Yes, a good photographer will already know where they want to focus and will have framed their subject in such a way as to accent this choice. They don’t shoot first and focus later.
This only deals with one kind of focus issue anyway, depth focus, it is still just as easy to get motion blur and any of the other focus issues.
I personally think that trying to market this tech to photographers is the wrong market. where this would be best is other applications, like fixed street cams, where there is no active photographer and you don’t know until afterwords if there was something that needed to be captured.
Don’t get me wrong, it is super cool tech, and love reading about it, I just see a disconnect between tech and application.
No attempt to even mention that the camera “reviewed” does not offer any other viewfinder. Point being the photography “reviewers” are either treating big-bucks cameras like bulky telephones or else not even phoning it in.
It captures the angle of light, so it is indeed 3d. The same sort of 3d you’d get from a stereoscopic camera, to be viewed as an anaglyph (red/cyan glasses) or side by side (cross-eyed).

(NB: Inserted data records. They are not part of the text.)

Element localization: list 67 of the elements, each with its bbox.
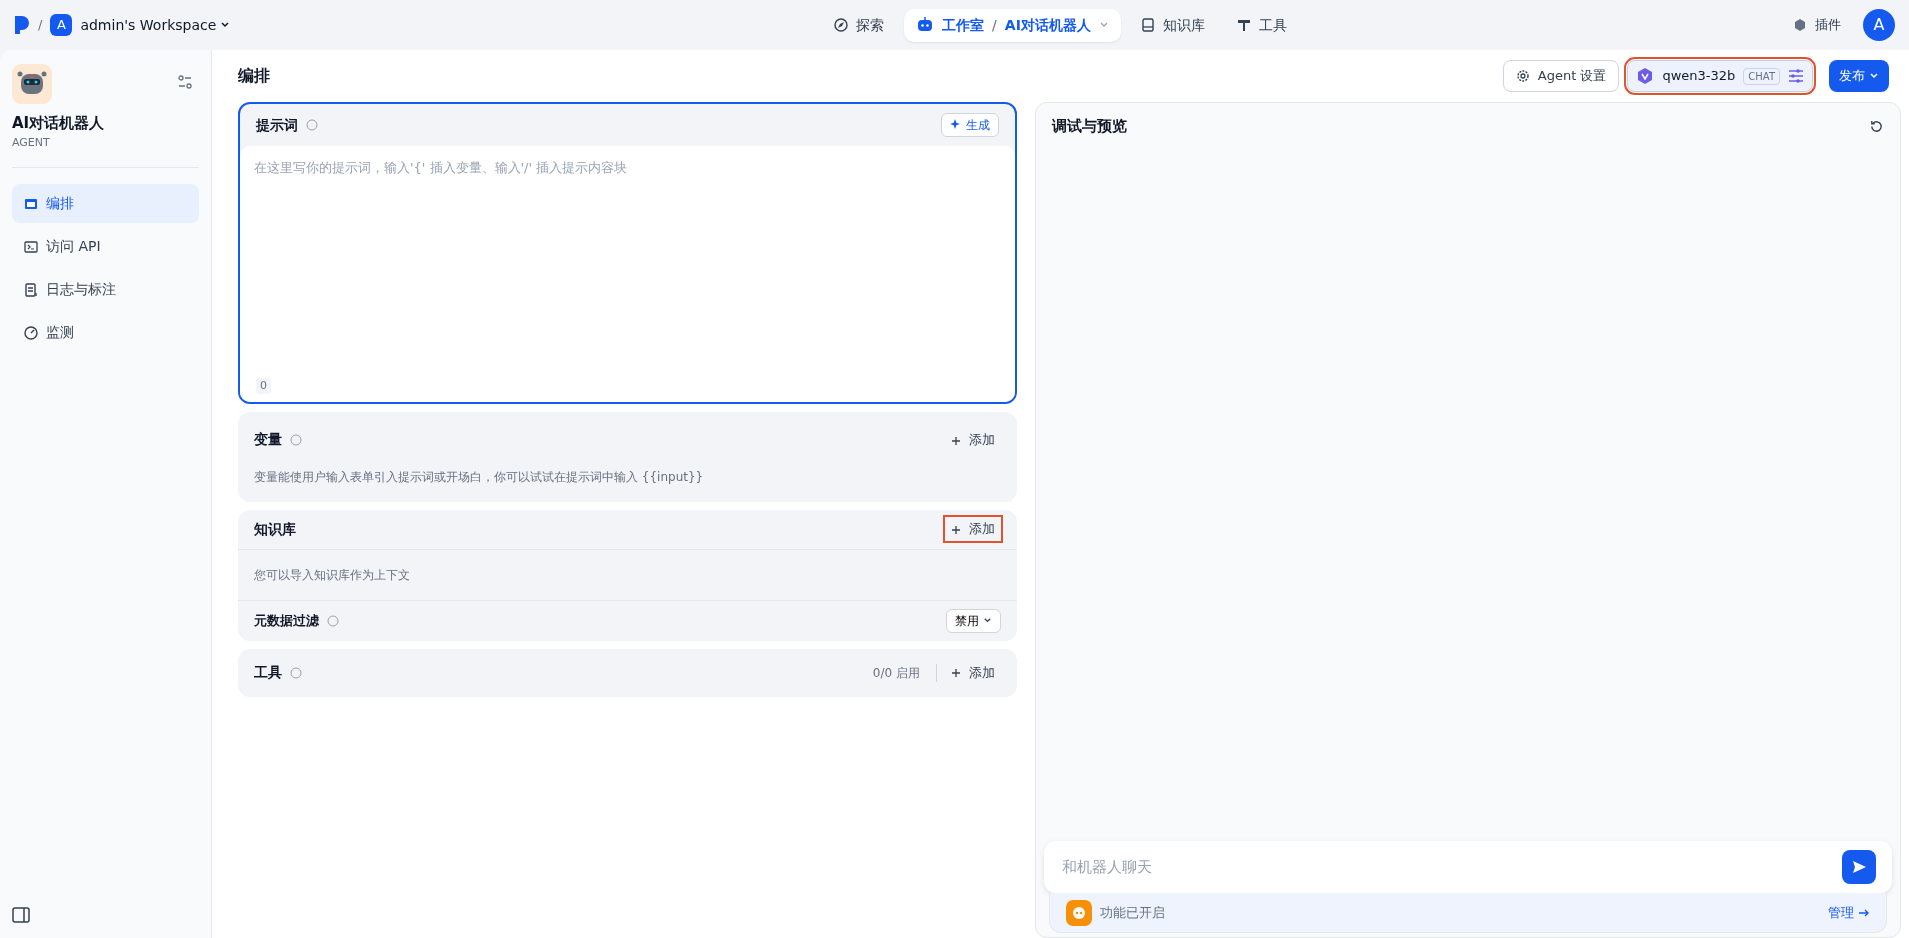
filter-label: 元数据过滤 — [254, 611, 319, 630]
sidebar-item[interactable]: 编排 — [12, 184, 199, 223]
section-title: 工具 — [254, 663, 282, 682]
plugins-button[interactable]: 插件 — [1787, 14, 1847, 36]
terminal-icon — [24, 239, 38, 254]
user-avatar[interactable]: A — [1863, 9, 1895, 41]
chevron-down-icon — [983, 616, 992, 625]
sidebar-item[interactable]: 日志与标注 — [12, 270, 199, 309]
prompt-field[interactable]: 在这里写你的提示词，输入'{' 插入变量、输入'/' 插入提示内容块 0 — [240, 146, 1015, 402]
chat-input[interactable]: 和机器人聊天 — [1060, 854, 1834, 880]
model-logo-icon — [1636, 67, 1655, 85]
compass-icon — [834, 18, 849, 32]
plus-icon — [951, 668, 961, 679]
workspace-avatar: A — [50, 14, 73, 36]
sparkle-icon — [950, 119, 962, 131]
prompt-input[interactable]: 在这里写你的提示词，输入'{' 插入变量、输入'/' 插入提示内容块 — [240, 146, 1015, 378]
robot-icon — [916, 17, 935, 33]
document-icon — [24, 282, 38, 297]
logo-icon[interactable] — [14, 15, 30, 35]
settings-icon — [1515, 69, 1530, 83]
add-button[interactable]: 添加 — [945, 660, 1001, 685]
send-icon — [1851, 859, 1867, 875]
chevron-down-icon — [220, 20, 231, 30]
manage-link[interactable]: 管理 — [1828, 902, 1870, 923]
publish-button[interactable]: 发布 — [1829, 60, 1889, 92]
section-title: 提示词 — [256, 115, 298, 135]
sidebar-item[interactable]: 访问 API — [12, 227, 199, 266]
add-button[interactable]: 添加 — [945, 517, 1001, 541]
agent-settings-button[interactable]: Agent 设置 — [1502, 60, 1620, 92]
page-title: 编排 — [238, 65, 271, 87]
cube-icon — [1793, 18, 1807, 32]
app-name: AI对话机器人 — [12, 113, 106, 134]
breadcrumb-separator: / — [38, 16, 43, 35]
section-title: 变量 — [254, 430, 282, 450]
plus-icon — [951, 524, 961, 535]
sliders-icon — [1788, 69, 1804, 83]
filter-dropdown[interactable]: 禁用 — [946, 608, 1001, 633]
workspace-selector[interactable]: admin's Workspace — [80, 14, 231, 36]
tools-count: 0/0 启用 — [872, 663, 937, 682]
nav-tab[interactable]: 探索 — [822, 8, 897, 42]
gauge-icon — [24, 325, 38, 340]
robot-avatar — [12, 64, 52, 104]
book-icon — [1140, 18, 1155, 32]
layout-icon — [24, 196, 38, 211]
chevron-down-icon — [1869, 71, 1879, 81]
app-type: AGENT — [12, 134, 51, 151]
nav-tab[interactable]: 工作室 / AI对话机器人 — [904, 8, 1121, 42]
breadcrumb-separator: / — [992, 15, 997, 35]
mode-tag: CHAT — [1743, 67, 1780, 85]
sidebar-item[interactable]: 监测 — [12, 313, 199, 352]
send-button[interactable] — [1842, 850, 1876, 884]
plus-icon — [951, 435, 961, 446]
nav-tab[interactable]: 知识库 — [1128, 8, 1217, 42]
model-selector[interactable]: qwen3-32b CHAT — [1627, 60, 1813, 92]
sidebar-toggle-icon[interactable] — [12, 907, 30, 923]
nav-tab[interactable]: 工具 — [1224, 8, 1299, 42]
add-button[interactable]: 添加 — [945, 428, 1001, 452]
settings-icon[interactable] — [177, 74, 193, 90]
chat-field[interactable]: 和机器人聊天 — [1044, 841, 1892, 893]
character-count: 0 — [256, 377, 271, 394]
generate-button[interactable]: 生成 — [941, 113, 999, 137]
refresh-icon[interactable] — [1869, 118, 1884, 134]
section-description: 您可以导入知识库作为上下文 — [238, 549, 1017, 601]
section-title: 知识库 — [254, 519, 296, 539]
panel-title: 调试与预览 — [1052, 115, 1127, 137]
feature-status: 功能已开启 — [1100, 903, 1165, 922]
section-description: 变量能使用户输入表单引入提示词或开场白，你可以试试在提示词中输入 {{input}} — [254, 468, 705, 486]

Capturing the angle of the light using a single sensor doesn’t give you multiple distanced perspectives (bi-optic). On their site it says “gives you the illusion of a 3D image through slight perspective shifts” so what it does is calculate the depth of objects by focal distance and creates a 3D images based on that, you end up with a 3D image that looks more like flat objects at different depths in a 3D field then true 3D.
…but the 3D aspect is cool. Just not as cool as a camera meant to capture true 3D.
Shooting with the Illum requires a complete rewiring of the way you look at a scene. A great living picture has two subjects, one in the foreground and one in the background. I began trying to fill every photo with as many things as possible, to put a telling detail or funny image right behind the subject of my photo. The Illum has its own set of rules for how to get a great shot; it comes with a huge, fun, strange learning curve, and it’s unlike any camera I’ve ever shot with. You’re shooting with layers, shooting something that people will be able to interact with later.
Kind of reminds me of the iphone 6s’s Live Photos-- an alternative to traditional photography, and one that may not take off.
excellent idea, that would be a great application of this tech.
possibly.
no. it isn’t that kind of 3D. it is “simulated 3D” in there terms, the results are closer to a popup book then the kind of 3D image you’d need for 3D printing or most of the uses you’d use a 3D scanner for.
i just finished watching the video. it was impressive how much 3D information they were able to reconstruct using the oil lens which captures lite from a 60 degree offset.
I’m assuming they were able to capture such a large offset because the microscope lens was so close to the subject?
i can see a lot of potential for this tech in various areas.
It actually could work well for your use case - simply because (a) you can do the focusing afterwards, on your desktop, with (b) the on-camera tools provide visual feedback on depth of field / refocusing range so you don’t need to go by the clarity of lines.
Nice one. That makes more sense I guess, having flat 2d ‘planes’ at different depths.
On another topic, the pedant in me just has to point out your then/than grammatical error in
I do apologise, you’re not the only one who makes this error, but it’s like fingernails on a chalkboard to me.